The result of the impaired mobility is often impaired nutritional status. If a person cannot shop, if they cannot stand at a counter to prepare food or cook, if they are afraid of falling, one result will be that they will decrease intake. They may not be able to reach cupboards or into drawers to take out food or equipment, or they may have impaired agility so cannot prepare the food or use utensils and equipment.
COPING WITH CHANGES
SENSORY CHANGE:
Loss of smell and taste affect the nutritional intake and status of older people.. If diet is restricted in salt, sugar and/or fat, it may be less appealing. Sensory changes may be caused by medication or disease.
Suggest:
- Experiment with low sodium seasonings such as lemon juice, Worcestershire, spices and herbs
- Liberalize diet (less restrictions) may help improve intake
- Review medications
- Physicians assessment
- Vary textures and colours
LOSS OF TEETH:
Loss of teeth, poor fitting dentures, poor oral hygiene may result in a change of eating patterns.
Suggest:
- Have dentures adjusted
- Modify food texture by steaming, mincing, pureeinge
- Goal is to ensure variety without compromising on nutritional value
- Change in food items
OSTEOPOROSIS:
Calcium is the nutrient most often deficient in the diet of older people, a result of decreased intake and absorption. A reduction in weight bearing exercises, combined with a sedentary lifestyle is also a contributing factor.
Suggest:
- Walk, lift weights, group fitness if possible
- Join the “1000 Club”; aim for 1000 mg of calcium and 1000 IU of Vitamin D
- Use a combination of dairy and supplements to meet requirements
CONSTIPATION:
Constipation is five times more frequent in older people. It is often a result of insufficient fiber and fluids, lack of exercise and certain medications.
Suggest:
- Increase dietary fiber in diet i.e. fruits, vegetables, bran, flaxseed
- Encourage fluid increase to a minimum of 6-8 cups per day
- Increase physical activity
DEMENTIA:
Restlessness, anxiety, forgetting how to eat, loss of skills in preparing food, lack of awareness of thirst or hunger or the meaning of the physiological symptoms
Suggest:
- Small, finger foods, such as sandwiches
- Supplements such as Resource or Boost
- Change of food texture
- Multiple small meals throughout the day
- Review and modify environment to decrease stimulation
DYSPHAGIA:
Difficulty swallowing which puts people at risk for choking
Suggest:
- Thickened fluids
- Swallowing assessment by Dietitian, Occupational Therapist, or Speech Language Pathologist
NOTE: Dysphagia is extremely dangerous and needs to be assessed carefully. People with dysphagia may have risk levels high enough to warrant insertion of a feeding tube.
DEPRESSION:
This can lead to a lack of desire to eat and decrease in energy or will to prepare foods
Suggest:
- Improving taste or smell
- Psychotherapy or medications
- Modify environment, increase social stimulation appetite stimulants
IMPAIRED MOBILITY:
Restlessness, anxiety, forgetting how to eat, loss of skills in preparing food, lack of awareness of thirst or hunger or the meaning of the physiological symptoms
Suggest:
- Modify kitchen design
- Kitchen utensils and equipment designed for people with disabilities
- Frozen or other meals brought into the home, for example Meals on Wheels
- Assessment by physiotherapist and occupational therapist
- Home help to assist in preparation or serving
Optimal nutrition promotes both physical and mental well being.
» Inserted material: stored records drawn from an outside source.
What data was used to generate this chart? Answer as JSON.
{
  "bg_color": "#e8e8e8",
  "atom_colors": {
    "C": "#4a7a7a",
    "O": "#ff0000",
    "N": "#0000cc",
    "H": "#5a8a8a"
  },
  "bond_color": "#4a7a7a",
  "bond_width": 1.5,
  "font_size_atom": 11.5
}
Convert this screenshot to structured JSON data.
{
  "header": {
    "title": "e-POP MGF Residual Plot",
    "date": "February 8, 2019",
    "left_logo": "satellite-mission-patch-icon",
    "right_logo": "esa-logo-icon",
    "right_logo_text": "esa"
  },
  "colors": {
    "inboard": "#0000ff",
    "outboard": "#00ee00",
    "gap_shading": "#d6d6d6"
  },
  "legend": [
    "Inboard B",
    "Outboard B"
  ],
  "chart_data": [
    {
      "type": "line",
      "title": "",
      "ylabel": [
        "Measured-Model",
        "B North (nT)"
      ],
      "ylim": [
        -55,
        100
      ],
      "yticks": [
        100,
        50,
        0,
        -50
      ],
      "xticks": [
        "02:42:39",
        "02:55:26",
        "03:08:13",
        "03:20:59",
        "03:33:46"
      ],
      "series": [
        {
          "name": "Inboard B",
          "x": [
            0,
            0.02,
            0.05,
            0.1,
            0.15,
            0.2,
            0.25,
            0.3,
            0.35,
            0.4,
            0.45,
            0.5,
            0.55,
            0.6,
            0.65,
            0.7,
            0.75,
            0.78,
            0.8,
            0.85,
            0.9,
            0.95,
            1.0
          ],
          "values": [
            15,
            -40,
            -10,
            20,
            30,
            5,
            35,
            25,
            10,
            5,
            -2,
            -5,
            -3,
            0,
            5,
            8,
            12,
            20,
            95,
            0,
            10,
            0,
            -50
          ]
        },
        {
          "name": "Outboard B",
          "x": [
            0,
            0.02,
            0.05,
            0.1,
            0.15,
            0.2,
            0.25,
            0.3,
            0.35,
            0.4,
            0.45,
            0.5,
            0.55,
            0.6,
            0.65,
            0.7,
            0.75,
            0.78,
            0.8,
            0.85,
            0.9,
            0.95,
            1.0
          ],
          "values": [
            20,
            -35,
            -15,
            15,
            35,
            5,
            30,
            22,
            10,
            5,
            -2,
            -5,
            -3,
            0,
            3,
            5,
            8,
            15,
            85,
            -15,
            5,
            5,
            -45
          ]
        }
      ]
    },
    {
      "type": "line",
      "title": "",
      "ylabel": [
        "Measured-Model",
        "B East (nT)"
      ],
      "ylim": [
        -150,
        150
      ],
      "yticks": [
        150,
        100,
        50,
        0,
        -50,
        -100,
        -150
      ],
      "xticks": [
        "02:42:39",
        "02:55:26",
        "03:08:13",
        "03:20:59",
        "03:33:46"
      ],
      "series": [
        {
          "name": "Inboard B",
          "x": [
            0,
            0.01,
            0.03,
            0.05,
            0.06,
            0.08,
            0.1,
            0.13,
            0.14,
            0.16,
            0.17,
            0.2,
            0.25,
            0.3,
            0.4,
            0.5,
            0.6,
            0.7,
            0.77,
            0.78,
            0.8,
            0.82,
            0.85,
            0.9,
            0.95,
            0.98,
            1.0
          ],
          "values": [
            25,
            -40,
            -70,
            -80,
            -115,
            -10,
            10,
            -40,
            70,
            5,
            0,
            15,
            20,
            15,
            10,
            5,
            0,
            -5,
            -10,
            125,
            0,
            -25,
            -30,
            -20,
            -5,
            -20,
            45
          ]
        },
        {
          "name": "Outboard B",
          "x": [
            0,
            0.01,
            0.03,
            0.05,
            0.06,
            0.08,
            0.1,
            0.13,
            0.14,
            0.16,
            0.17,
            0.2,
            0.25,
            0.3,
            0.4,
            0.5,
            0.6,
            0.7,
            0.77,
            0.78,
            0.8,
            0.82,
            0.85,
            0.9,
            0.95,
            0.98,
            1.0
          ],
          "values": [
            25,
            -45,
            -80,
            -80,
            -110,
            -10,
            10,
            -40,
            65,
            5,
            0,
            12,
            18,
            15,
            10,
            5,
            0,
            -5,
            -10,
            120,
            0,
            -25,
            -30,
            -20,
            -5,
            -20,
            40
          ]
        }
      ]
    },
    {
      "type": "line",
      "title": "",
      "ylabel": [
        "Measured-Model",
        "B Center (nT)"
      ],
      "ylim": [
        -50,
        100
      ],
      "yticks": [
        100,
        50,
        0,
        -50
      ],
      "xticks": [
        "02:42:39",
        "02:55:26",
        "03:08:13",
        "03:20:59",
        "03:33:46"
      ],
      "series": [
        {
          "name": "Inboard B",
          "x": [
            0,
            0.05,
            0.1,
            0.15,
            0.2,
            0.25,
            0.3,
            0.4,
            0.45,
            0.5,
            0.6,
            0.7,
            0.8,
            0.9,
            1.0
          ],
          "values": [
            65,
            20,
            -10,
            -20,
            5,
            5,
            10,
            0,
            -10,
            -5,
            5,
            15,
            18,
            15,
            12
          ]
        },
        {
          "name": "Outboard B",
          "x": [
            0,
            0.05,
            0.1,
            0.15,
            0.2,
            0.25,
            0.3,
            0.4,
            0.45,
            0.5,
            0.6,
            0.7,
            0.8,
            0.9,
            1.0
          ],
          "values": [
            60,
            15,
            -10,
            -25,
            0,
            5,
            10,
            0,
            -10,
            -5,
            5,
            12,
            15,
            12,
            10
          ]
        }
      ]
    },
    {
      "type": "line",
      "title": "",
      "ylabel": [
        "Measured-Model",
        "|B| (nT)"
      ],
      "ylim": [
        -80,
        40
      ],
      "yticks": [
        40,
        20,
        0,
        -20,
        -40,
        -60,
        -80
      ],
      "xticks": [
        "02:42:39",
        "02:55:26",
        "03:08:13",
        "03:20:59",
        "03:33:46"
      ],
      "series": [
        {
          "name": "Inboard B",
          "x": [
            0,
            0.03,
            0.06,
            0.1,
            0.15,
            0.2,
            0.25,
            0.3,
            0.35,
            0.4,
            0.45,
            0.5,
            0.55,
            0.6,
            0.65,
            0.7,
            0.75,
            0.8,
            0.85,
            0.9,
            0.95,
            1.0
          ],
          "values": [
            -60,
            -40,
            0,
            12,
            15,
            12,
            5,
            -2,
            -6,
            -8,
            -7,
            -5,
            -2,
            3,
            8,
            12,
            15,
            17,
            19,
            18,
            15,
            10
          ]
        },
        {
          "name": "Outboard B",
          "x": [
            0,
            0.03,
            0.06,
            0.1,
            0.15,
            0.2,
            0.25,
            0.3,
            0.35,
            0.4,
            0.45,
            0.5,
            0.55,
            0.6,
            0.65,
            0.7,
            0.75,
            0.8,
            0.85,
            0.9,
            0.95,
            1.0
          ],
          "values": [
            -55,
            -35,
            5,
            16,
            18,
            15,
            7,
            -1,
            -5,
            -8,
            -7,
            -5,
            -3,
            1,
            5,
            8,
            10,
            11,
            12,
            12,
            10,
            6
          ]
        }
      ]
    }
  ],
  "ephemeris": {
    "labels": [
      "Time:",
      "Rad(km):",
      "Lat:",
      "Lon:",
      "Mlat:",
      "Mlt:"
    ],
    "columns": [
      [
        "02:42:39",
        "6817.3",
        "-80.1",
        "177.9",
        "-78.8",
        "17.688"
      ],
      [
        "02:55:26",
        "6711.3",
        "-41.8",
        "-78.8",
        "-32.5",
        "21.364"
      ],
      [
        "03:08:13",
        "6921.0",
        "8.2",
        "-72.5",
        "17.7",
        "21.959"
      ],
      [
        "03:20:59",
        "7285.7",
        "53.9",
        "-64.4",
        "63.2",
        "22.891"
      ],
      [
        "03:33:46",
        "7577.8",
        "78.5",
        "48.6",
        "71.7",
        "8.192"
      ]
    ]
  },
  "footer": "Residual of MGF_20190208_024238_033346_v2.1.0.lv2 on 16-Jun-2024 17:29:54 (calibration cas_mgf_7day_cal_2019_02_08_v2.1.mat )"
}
Malnourishment or dehydration is easily missed in older people, or not discovered until there are falls, illness or delirium. It is essential that their nutrition be monitored. If it appears compromised, an in-depth assessment is undertaken. Similarly, when other conditions are present, caregivers need to remain vigilant to the possible effect on nutritional status. Creative solutions and modifications to environment and other system can often be developed to improve nutrition.